Ainda estou lendo “Truques da Escrita” de Howard S. Becker, tem sido uma leitura excelente e clara, que realmente fala sobre pontos práticos para começar a escrever melhor. Confira o livro aqui! No processo de escrita, não só desse conteúdo, mas também da minha tese de mestrado, ele tem sido um instrumento valioso.
🎧 O que estou ouvindo?
Hoje vou ser nostálgico. Vou te indicar o álbum da Marjorie Estiano. Sim, ela já foi cantora - saudades Vagabanda - e lançou um álbum em 2005. Músicas bem escritas, interpretadas belíssimamente por ela, leves e boas para escutar sem pretenção.
🎬 O que estou assistindo?
Hoje vou te recomendar um filme brasileiro que lançou a pouquíssimo tempo na Netflix e que já ganhou inúmeros prêmios, inclusive alguns internacionais.
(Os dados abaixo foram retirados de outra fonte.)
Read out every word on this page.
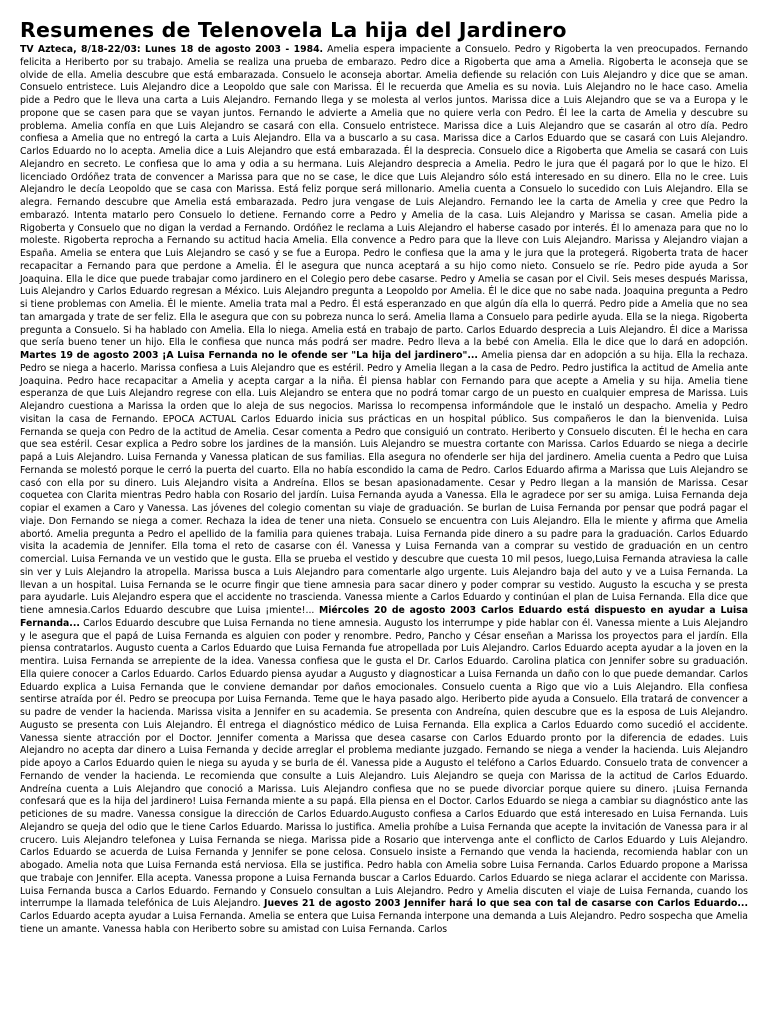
Resumenes de Telenovela La hija del Jardinero

TV Azteca, 8/18-22/03: Lunes 18 de agosto 2003 - 1984. Amelia espera impaciente a Consuelo. Pedro y Rigoberta la ven preocupados. Fernando felicita a Heriberto por su trabajo. Amelia se realiza una prueba de embarazo. Pedro dice a Rigoberta que ama a Amelia. Rigoberta le aconseja que se olvide de ella. Amelia descubre que está embarazada. Consuelo le aconseja abortar. Amelia defiende su relación con Luis Alejandro y dice que se aman. Consuelo entristece. Luis Alejandro dice a Leopoldo que sale con Marissa. Él le recuerda que Amelia es su novia. Luis Alejandro no le hace caso. Amelia pide a Pedro que le lleva una carta a Luis Alejandro. Fernando llega y se molesta al verlos juntos. Marissa dice a Luis Alejandro que se va a Europa y le propone que se casen para que se vayan juntos. Fernando le advierte a Amelia que no quiere verla con Pedro. Él lee la carta de Amelia y descubre su problema. Amelia confía en que Luis Alejandro se casará con ella. Consuelo entristece. Marissa dice a Luis Alejandro que se casarán al otro día. Pedro confiesa a Amelia que no entregó la carta a Luis Alejandro. Ella va a buscarlo a su casa. Marissa dice a Carlos Eduardo que se casará con Luis Alejandro. Carlos Eduardo no lo acepta. Amelia dice a Luis Alejandro que está embarazada. Él la desprecia. Consuelo dice a Rigoberta que Amelia se casará con Luis Alejandro en secreto. Le confiesa que lo ama y odia a su hermana. Luis Alejandro desprecia a Amelia. Pedro le jura que él pagará por lo que le hizo. El licenciado Ordóñez trata de convencer a Marissa para que no se case, le dice que Luis Alejandro sólo está interesado en su dinero. Ella no le cree. Luis Alejandro le decía Leopoldo que se casa con Marissa. Está feliz porque será millonario. Amelia cuenta a Consuelo lo sucedido con Luis Alejandro. Ella se alegra. Fernando descubre que Amelia está embarazada. Pedro jura vengase de Luis Alejandro. Fernando lee la carta de Amelia y cree que Pedro la embarazó. Intenta matarlo pero Consuelo lo detiene. Fernando corre a Pedro y Amelia de la casa. Luis Alejandro y Marissa se casan. Amelia pide a Rigoberta y Consuelo que no digan la verdad a Fernando. Ordóñez le reclama a Luis Alejandro el haberse casado por interés. Él lo amenaza para que no lo moleste. Rigoberta reprocha a Fernando su actitud hacia Amelia. Ella convence a Pedro para que la lleve con Luis Alejandro. Marissa y Alejandro viajan a España. Amelia se entera que Luis Alejandro se casó y se fue a Europa. Pedro le confiesa que la ama y le jura que la protegerá. Rigoberta trata de hacer recapacitar a Fernando para que perdone a Amelia. Él le asegura que nunca aceptará a su hijo como nieto. Consuelo se ríe. Pedro pide ayuda a Sor Joaquina. Ella le dice que puede trabajar como jardinero en el Colegio pero debe casarse. Pedro y Amelia se casan por el Civil. Seis meses después Marissa, Luis Alejandro y Carlos Eduardo regresan a México. Luis Alejandro pregunta a Leopoldo por Amelia. Él le dice que no sabe nada. Joaquina pregunta a Pedro si tiene problemas con Amelia. Él le miente. Amelia trata mal a Pedro. Él está esperanzado en que algún día ella lo querrá. Pedro pide a Amelia que no sea tan amargada y trate de ser feliz. Ella le asegura que con su pobreza nunca lo será. Amelia llama a Consuelo para pedirle ayuda. Ella se la niega. Rigoberta pregunta a Consuelo. Si ha hablado con Amelia. Ella lo niega. Amelia está en trabajo de parto. Carlos Eduardo desprecia a Luis Alejandro. Él dice a Marissa que sería bueno tener un hijo. Ella le confiesa que nunca más podrá ser madre. Pedro lleva a la bebé con Amelia. Ella le dice que lo dará en adopción. Martes 19 de agosto 2003 ¡A Luisa Fernanda no le ofende ser "La hija del jardinero"... Amelia piensa dar en adopción a su hija. Ella la rechaza. Pedro se niega a hacerlo. Marissa confiesa a Luis Alejandro que es estéril. Pedro y Amelia llegan a la casa de Pedro. Pedro justifica la actitud de Amelia ante Joaquina. Pedro hace recapacitar a Amelia y acepta cargar a la niña. Él piensa hablar con Fernando para que acepte a Amelia y su hija. Amelia tiene esperanza de que Luis Alejandro regrese con ella. Luis Alejandro se entera que no podrá tomar cargo de un puesto en cualquier empresa de Marissa. Luis Alejandro cuestiona a Marissa la orden que lo aleja de sus negocios. Marissa lo recompensa informándole que le instaló un despacho. Amelia y Pedro visitan la casa de Fernando. EPOCA ACTUAL Carlos Eduardo inicia sus prácticas en un hospital público. Sus compañeros le dan la bienvenida. Luisa Fernanda se queja con Pedro de la actitud de Amelia. Cesar comenta a Pedro que consiguió un contrato. Heriberto y Consuelo discuten. Él le hecha en cara que sea estéril. Cesar explica a Pedro sobre los jardines de la mansión. Luis Alejandro se muestra cortante con Marissa. Carlos Eduardo se niega a decirle papá a Luis Alejandro. Luisa Fernanda y Vanessa platican de sus familias. Ella asegura no ofenderle ser hija del jardinero. Amelia cuenta a Pedro que Luisa Fernanda se molestó porque le cerró la puerta del cuarto. Ella no había escondido la cama de Pedro. Carlos Eduardo afirma a Marissa que Luis Alejandro se casó con ella por su dinero. Luis Alejandro visita a Andreína. Ellos se besan apasionadamente. Cesar y Pedro llegan a la mansión de Marissa. Cesar coquetea con Clarita mientras Pedro habla con Rosario del jardín. Luisa Fernanda ayuda a Vanessa. Ella le agradece por ser su amiga. Luisa Fernanda deja copiar el examen a Caro y Vanessa. Las jóvenes del colegio comentan su viaje de graduación. Se burlan de Luisa Fernanda por pensar que podrá pagar el viaje. Don Fernando se niega a comer. Rechaza la idea de tener una nieta. Consuelo se encuentra con Luis Alejandro. Ella le miente y afirma que Amelia abortó. Amelia pregunta a Pedro el apellido de la familia para quienes trabaja. Luisa Fernanda pide dinero a su padre para la graduación. Carlos Eduardo visita la academia de Jennifer. Ella toma el reto de casarse con él. Vanessa y Luisa Fernanda van a comprar su vestido de graduación en un centro comercial. Luisa Fernanda ve un vestido que le gusta. Ella se prueba el vestido y descubre que cuesta 10 mil pesos, luego,Luisa Fernanda atraviesa la calle sin ver y Luis Alejandro la atropella. Marissa busca a Luis Alejandro para comentarle algo urgente. Luis Alejandro baja del auto y ve a Luisa Fernanda. La llevan a un hospital. Luisa Fernanda se le ocurre fingir que tiene amnesia para sacar dinero y poder comprar su vestido. Augusto la escucha y se presta para ayudarle. Luis Alejandro espera que el accidente no trascienda. Vanessa miente a Carlos Eduardo y continúan el plan de Luisa Fernanda. Ella dice que tiene amnesia.Carlos Eduardo descubre que Luisa ¡miente!... Miércoles 20 de agosto 2003 Carlos Eduardo está dispuesto en ayudar a Luisa Fernanda... Carlos Eduardo descubre que Luisa Fernanda no tiene amnesia. Augusto los interrumpe y pide hablar con él. Vanessa miente a Luis Alejandro y le asegura que el papá de Luisa Fernanda es alguien con poder y renombre. Pedro, Pancho y César enseñan a Marissa los proyectos para el jardín. Ella piensa contratarlos. Augusto cuenta a Carlos Eduardo que Luisa Fernanda fue atropellada por Luis Alejandro. Carlos Eduardo acepta ayudar a la joven en la mentira. Luisa Fernanda se arrepiente de la idea. Vanessa confiesa que le gusta el Dr. Carlos Eduardo. Carolina platica con Jennifer sobre su graduación. Ella quiere conocer a Carlos Eduardo. Carlos Eduardo piensa ayudar a Augusto y diagnosticar a Luisa Fernanda un daño con lo que puede demandar. Carlos Eduardo explica a Luisa Fernanda que le conviene demandar por daños emocionales. Consuelo cuenta a Rigo que vio a Luis Alejandro. Ella confiesa sentirse atraída por él. Pedro se preocupa por Luisa Fernanda. Teme que le haya pasado algo. Heriberto pide ayuda a Consuelo. Ella tratará de convencer a su padre de vender la hacienda. Marissa visita a Jennifer en su academia. Se presenta con Andreína, quien descubre que es la esposa de Luis Alejandro. Augusto se presenta con Luis Alejandro. Él entrega el diagnóstico médico de Luisa Fernanda. Ella explica a Carlos Eduardo como sucedió el accidente. Vanessa siente atracción por el Doctor. Jennifer comenta a Marissa que desea casarse con Carlos Eduardo pronto por la diferencia de edades. Luis Alejandro no acepta dar dinero a Luisa Fernanda y decide arreglar el problema mediante juzgado. Fernando se niega a vender la hacienda. Luis Alejandro pide apoyo a Carlos Eduardo quien le niega su ayuda y se burla de él. Vanessa pide a Augusto el teléfono a Carlos Eduardo. Consuelo trata de convencer a Fernando de vender la hacienda. Le recomienda que consulte a Luis Alejandro. Luis Alejandro se queja con Marissa de la actitud de Carlos Eduardo. Andreína cuenta a Luis Alejandro que conoció a Marissa. Luis Alejandro confiesa que no se puede divorciar porque quiere su dinero. ¡Luisa Fernanda confesará que es la hija del jardinero! Luisa Fernanda miente a su papá. Ella piensa en el Doctor. Carlos Eduardo se niega a cambiar su diagnóstico ante las peticiones de su madre. Vanessa consigue la dirección de Carlos Eduardo.Augusto confiesa a Carlos Eduardo que está interesado en Luisa Fernanda. Luis Alejandro se queja del odio que le tiene Carlos Eduardo. Marissa lo justifica. Amelia prohíbe a Luisa Fernanda que acepte la invitación de Vanessa para ir al crucero. Luis Alejandro telefonea y Luisa Fernanda se niega. Marissa pide a Rosario que intervenga ante el conflicto de Carlos Eduardo y Luis Alejandro. Carlos Eduardo se acuerda de Luisa Fernanda y Jennifer se pone celosa. Consuelo insiste a Fernando que venda la hacienda, recomienda hablar con un abogado. Amelia nota que Luisa Fernanda está nerviosa. Ella se justifica. Pedro habla con Amelia sobre Luisa Fernanda. Carlos Eduardo propone a Marissa que trabaje con Jennifer. Ella acepta. Vanessa propone a Luisa Fernanda buscar a Carlos Eduardo. Carlos Eduardo se niega aclarar el accidente con Marissa. Luisa Fernanda busca a Carlos Eduardo. Fernando y Consuelo consultan a Luis Alejandro. Pedro y Amelia discuten el viaje de Luisa Fernanda, cuando los interrumpe la llamada telefónica de Luis Alejandro. Jueves 21 de agosto 2003 Jennifer hará lo que sea con tal de casarse con Carlos Eduardo... Carlos Eduardo acepta ayudar a Luisa Fernanda. Amelia se entera que Luisa Fernanda interpone una demanda a Luis Alejandro. Pedro sospecha que Amelia tiene un amante. Vanessa habla con Heriberto sobre su amistad con Luisa Fernanda. Carlos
Estou falando de “Saudade Fez Morada Aqui Dentro”, dirigido e roteirizado por Haroldo Borges. O filme apresenta o jovem Bruno (Bruno Jeferson) de 15 anos, que mora em um bairro humilde do interior da Bahia. Vivendo uma adolescência ativa e comum, o garoto recebe uma notícia que abala tanto sua base familiar - composta por uma mãe solo (Wilma Macedo) e um irmão mais novo (Ronnaldy Gomes) - quanto sua comunidade escolar. Mas sobretudo, sua ideia de futuro. Um diagnóstico de uma doença degenerativa grave, que, muito em breve, o deixará totalmente cego. Vale muito a pena conferir essa película.
📆 Plano para a semana
Você já pensou em fazer um almoço ou um jantar para os seus amigos? Bem, eu não gostava de cozinhar - nem sabia na verdade - mas esse ano morando no exterior me ajudou a subir uns degraus nessa habilidade e essa semana chamei uns amigos para almoçar em casa. Na verdade eu vou fazer a comida que mais gosto de comer e eles vão comer junto comigo. Comer fora sempre é bom, mas momentos assim, que são mais íntimos, fazem toda a diferença.